Reference:
M. Hajiahmadi,
G.S. van de Weg,
C.M.J. Tampère,
R. Corthout,
A. Hegyi,
B. De Schutter, and
H. Hellendoorn,
"Integrated predictive control of freeway networks using the extended
link transmission model," IEEE Transactions on Intelligent
Transportation Systems, vol. 17, no. 1, pp. 65-78, Jan. 2016.
Abstract:
In this paper, the recently developed link transmission model (LTM) is
utilized in an on-line hybrid model-based predictive control (MPC)
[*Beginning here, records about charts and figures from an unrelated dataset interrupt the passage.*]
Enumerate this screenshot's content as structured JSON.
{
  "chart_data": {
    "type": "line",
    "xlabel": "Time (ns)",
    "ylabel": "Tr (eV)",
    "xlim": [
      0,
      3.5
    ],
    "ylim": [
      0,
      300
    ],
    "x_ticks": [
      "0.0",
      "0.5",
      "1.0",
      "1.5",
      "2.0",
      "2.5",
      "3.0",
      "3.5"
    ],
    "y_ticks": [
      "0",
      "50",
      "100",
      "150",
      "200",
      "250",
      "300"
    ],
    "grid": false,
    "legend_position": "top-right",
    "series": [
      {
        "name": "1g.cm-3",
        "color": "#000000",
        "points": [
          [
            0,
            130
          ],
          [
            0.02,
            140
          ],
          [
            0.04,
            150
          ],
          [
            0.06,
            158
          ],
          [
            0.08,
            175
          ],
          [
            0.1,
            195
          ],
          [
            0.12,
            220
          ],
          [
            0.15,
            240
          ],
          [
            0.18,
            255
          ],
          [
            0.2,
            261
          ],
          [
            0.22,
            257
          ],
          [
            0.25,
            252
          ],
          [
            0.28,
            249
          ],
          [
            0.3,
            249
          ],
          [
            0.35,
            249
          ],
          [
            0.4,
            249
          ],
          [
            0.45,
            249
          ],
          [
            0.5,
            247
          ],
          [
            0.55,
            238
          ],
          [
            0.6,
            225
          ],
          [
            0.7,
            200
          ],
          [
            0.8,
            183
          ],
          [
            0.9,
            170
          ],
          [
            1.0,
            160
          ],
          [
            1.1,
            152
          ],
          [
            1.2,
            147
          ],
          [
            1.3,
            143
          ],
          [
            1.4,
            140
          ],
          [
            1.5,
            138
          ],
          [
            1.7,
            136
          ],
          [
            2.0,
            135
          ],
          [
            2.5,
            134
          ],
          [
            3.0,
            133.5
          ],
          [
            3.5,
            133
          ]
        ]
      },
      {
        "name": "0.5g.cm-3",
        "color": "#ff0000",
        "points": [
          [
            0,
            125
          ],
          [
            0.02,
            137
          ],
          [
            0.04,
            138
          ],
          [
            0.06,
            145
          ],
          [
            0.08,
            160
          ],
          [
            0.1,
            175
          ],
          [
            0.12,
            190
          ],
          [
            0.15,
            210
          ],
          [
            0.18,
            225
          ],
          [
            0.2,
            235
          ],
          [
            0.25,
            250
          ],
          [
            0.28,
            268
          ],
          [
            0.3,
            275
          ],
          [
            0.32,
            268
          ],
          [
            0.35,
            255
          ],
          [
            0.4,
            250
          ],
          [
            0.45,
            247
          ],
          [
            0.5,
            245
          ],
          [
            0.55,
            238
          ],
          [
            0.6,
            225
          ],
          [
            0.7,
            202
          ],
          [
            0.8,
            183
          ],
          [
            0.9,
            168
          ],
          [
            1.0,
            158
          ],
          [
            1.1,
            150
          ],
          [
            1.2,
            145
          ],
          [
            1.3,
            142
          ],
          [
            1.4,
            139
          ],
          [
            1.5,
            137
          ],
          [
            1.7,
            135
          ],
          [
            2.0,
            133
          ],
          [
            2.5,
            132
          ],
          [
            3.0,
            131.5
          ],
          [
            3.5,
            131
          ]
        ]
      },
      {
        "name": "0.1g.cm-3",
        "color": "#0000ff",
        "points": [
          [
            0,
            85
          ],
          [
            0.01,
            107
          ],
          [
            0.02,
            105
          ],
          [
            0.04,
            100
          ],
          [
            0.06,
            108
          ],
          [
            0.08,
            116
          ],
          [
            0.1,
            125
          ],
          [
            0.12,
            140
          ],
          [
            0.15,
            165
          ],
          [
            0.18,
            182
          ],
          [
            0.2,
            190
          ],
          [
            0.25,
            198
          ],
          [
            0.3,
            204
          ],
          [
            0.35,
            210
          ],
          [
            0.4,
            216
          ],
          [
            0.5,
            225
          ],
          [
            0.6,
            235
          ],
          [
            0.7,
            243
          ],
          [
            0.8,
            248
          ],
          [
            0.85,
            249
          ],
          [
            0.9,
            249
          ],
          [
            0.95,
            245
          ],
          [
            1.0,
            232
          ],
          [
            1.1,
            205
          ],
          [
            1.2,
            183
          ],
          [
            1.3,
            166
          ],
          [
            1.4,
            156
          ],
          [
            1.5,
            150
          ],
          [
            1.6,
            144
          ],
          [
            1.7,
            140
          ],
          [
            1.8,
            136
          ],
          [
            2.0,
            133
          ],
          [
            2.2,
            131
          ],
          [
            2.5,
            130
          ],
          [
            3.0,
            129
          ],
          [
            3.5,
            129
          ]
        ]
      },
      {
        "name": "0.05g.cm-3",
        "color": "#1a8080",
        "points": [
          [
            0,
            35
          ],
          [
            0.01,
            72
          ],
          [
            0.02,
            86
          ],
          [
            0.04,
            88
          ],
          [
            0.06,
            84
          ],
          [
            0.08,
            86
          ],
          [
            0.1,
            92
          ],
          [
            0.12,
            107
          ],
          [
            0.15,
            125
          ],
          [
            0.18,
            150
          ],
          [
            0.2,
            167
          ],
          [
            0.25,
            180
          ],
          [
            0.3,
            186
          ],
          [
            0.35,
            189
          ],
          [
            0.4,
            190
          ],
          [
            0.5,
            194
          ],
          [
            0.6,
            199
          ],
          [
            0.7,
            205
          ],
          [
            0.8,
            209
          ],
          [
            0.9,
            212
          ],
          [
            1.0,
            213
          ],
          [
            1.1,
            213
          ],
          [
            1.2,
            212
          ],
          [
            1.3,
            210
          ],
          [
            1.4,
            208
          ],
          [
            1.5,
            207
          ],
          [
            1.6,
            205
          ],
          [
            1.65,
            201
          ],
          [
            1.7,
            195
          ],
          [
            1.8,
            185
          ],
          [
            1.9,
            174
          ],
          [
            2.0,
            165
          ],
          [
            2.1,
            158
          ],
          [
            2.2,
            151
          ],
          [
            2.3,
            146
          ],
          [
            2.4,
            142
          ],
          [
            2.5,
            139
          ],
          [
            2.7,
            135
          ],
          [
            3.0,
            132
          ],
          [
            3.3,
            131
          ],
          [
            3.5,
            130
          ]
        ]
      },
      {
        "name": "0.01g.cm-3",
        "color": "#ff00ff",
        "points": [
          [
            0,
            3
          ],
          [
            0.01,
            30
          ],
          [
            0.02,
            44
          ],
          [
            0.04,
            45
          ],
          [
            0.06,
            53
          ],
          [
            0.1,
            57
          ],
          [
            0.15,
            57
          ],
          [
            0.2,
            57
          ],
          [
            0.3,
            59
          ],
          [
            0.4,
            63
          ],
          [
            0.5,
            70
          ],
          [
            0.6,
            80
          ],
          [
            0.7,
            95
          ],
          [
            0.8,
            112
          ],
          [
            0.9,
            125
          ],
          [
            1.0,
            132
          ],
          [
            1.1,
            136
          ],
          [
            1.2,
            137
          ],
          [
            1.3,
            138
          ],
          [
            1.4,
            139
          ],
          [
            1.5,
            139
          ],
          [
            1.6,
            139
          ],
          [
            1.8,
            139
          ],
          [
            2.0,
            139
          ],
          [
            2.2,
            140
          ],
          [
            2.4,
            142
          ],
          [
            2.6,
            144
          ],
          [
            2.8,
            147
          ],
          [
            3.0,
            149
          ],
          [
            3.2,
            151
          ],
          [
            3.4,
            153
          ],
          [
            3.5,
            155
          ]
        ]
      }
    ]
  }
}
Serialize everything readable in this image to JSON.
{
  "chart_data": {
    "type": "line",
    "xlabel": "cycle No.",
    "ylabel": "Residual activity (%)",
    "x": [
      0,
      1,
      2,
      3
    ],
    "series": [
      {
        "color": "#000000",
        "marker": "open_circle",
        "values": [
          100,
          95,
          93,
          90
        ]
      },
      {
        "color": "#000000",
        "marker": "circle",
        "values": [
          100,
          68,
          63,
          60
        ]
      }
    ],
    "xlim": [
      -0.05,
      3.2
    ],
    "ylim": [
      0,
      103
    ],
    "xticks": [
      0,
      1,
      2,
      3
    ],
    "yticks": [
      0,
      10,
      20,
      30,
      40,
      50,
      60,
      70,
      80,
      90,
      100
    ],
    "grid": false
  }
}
framework. The model is extended to include the effects of ramp
metering and variable speed limits. Next, an integrated freeway
traffic control based on the new model is presented in order to
minimize the total time spent in the network. The integrated scheme
has the capability of controlling large-scale freeway networks in
real-time as the model is computationally efficient and it is yet
accurate enough for our control purposes. In addition, the extended
model is reformulated as a system of linear inequalities with mixed
binary and real variables. The reformulated model along with the
linearized total travel time objective function establish a mixed
integer linear optimization problem that is more tractable and even
faster than the original optimization problem integrated in the MPC
scheme. Finally, to investigate the performance of the proposed
approaches (nonlinear MPC and the mixed integer linear counterpart), a
freeway network layout based on the Leuven Corridor in Belgium is
selected. The extended LTM is calibrated for this network using
micro-simulation data and next, is used for prediction and control of
the large network. Micro-simulation results show that the proposed
methods are able to efficiently improve the total travel time.